ExComputeTickCountMultiplier()
Anyway, let's dive into ExComputeTickCountMultiplier() function. The function itself is simple and its body can be divided into three groups:
let's now cover these three steps in detail. Starting with a general description of what happens with KeMaximumIncrement as input.
And also, it is important to note that the KeMaximumIncrement is a 32-bit integer that has an integer and a fraction part. The integer part covers 8 bits and the fraction part remaining 24 bits.
Step 1
As the first step, the integer part is computed by dividing KeMaximumIncrement by 10,000 (100ns * 10,000ns is 1ms). Using this formula, it is clear that we're getting the number of milliseconds, rather than nanoseconds. Let's store that into variable IntegerPart.
ULONG IntegerPart = KeMaximumIncrement / (10 * 1000);
Step 2
As the second step, the remainder is computed. Remember that the KeMaximumIncrement is a 'floating-point' value with base and fraction. We will store it inside variable Remainder.
Next up is a algorithm that calculates the binary fraction from the Remainder. The rules are as following. Multiply the fractioned remainder by two (left shift) and if the result is bigger than one, store 1 and subtract 1 from the result, store 0 otherwise. Repeat 24 times in this case, since we're calculating up to 24-bit precision. The result of stored ones and zeros then pack together into one sequence.
As a demonstration, let's take decimal number 6789 as Remainder and make fraction from it - 0.6789 using the same algorithm.
0.6789 * 2 = 1.3578 1 |
0.3578 * 2 = 0.7156 0 |
0.7156 * 2 = 1.4312 1 |
0.4312 * 2 = 0.8624 0 |
0.8624 * 2 = 1.7248 1 |
0.7248 * 2 = 1.4496 1 |
0.4496 * 2 = 0.8992 0 |
0.8992 * 2 = 1.7984 1 |
0.7984 * 2 = 1.5968 1 V
24 times total...
The result would be:
0.6789 in decimal is 0.101011011... in binary
The C equivalent would then be:
ULONG FractionPart = 0;
for (int n = 0; n < 24; n++)
{
FractionPart <<= 1; // Move to next bit (* 2)
Remainder <<= 1;
// Now, we aren't checking if the value is bigger
// than 1, but rather if it is bigger than 10k.
if (Remainder >= (10 * 1000))
{
Remainder -= (10 * 1000); // Subtract 10k instead of 1..
FractionPart |= 1; // Add 1 bit. Otherwise none (0) would be added.
}
}
Now we have the binary fraction completely calculated and we're near the end! Now the only thing that remains is to add the fraction part to the integer part.
Part 3
As stated before, the only thing left is to combine the fraction part together with the integer part:
ULONG Result = (IntegerPart << 24) | FractionPart;
And this is it! This is how the multiplier is calculated. In summary, a KeMaximumIncrement is supplied. It is a clock increment value in 100ns units. This value is then converted to the integer millisecond part. Then, the 24-bit binary fraction is computed for every bit. In the end, those two values are combined together to form the final multiplier. Simple as that!
TickCount
The tick count is, as the name says, basically a tick count. A 'tick' is an update in internal system time code that is represented in 100 nanosecond units. This increment is basically multiplied by a constant (or a multiplier, e.g. TickCountMultiplier) that converts it to a millisecond tick count.
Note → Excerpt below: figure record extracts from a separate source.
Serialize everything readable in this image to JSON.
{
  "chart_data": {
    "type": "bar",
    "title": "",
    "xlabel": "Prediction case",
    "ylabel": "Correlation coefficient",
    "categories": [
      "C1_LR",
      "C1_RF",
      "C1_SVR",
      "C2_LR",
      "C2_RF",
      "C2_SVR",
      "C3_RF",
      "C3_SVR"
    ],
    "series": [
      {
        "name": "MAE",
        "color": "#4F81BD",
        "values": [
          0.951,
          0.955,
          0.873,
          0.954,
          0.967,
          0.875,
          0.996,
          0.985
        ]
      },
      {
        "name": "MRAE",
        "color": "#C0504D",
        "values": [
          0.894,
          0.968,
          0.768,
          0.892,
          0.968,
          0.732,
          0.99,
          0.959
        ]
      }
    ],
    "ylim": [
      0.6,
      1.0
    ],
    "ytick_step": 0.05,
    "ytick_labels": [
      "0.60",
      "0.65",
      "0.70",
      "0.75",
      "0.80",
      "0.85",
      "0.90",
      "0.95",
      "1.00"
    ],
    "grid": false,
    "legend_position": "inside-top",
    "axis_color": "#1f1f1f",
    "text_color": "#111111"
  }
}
The tick count is incremented inside KiUpdateSystemTime() function. And to be honest, there's nothing much to say about this. It is just a variable that is constantly incrementing each 100ns tick.
Conclusion
So, as you can see, the implementation of GetTickCount() is pretty simple if you know, how it works. I wrote this article because I found the ínternal implementation of the function very interesting. The way it works and how it works. Also, the way that the function works by simply multiplying two values together, forming a 1ms tick timer.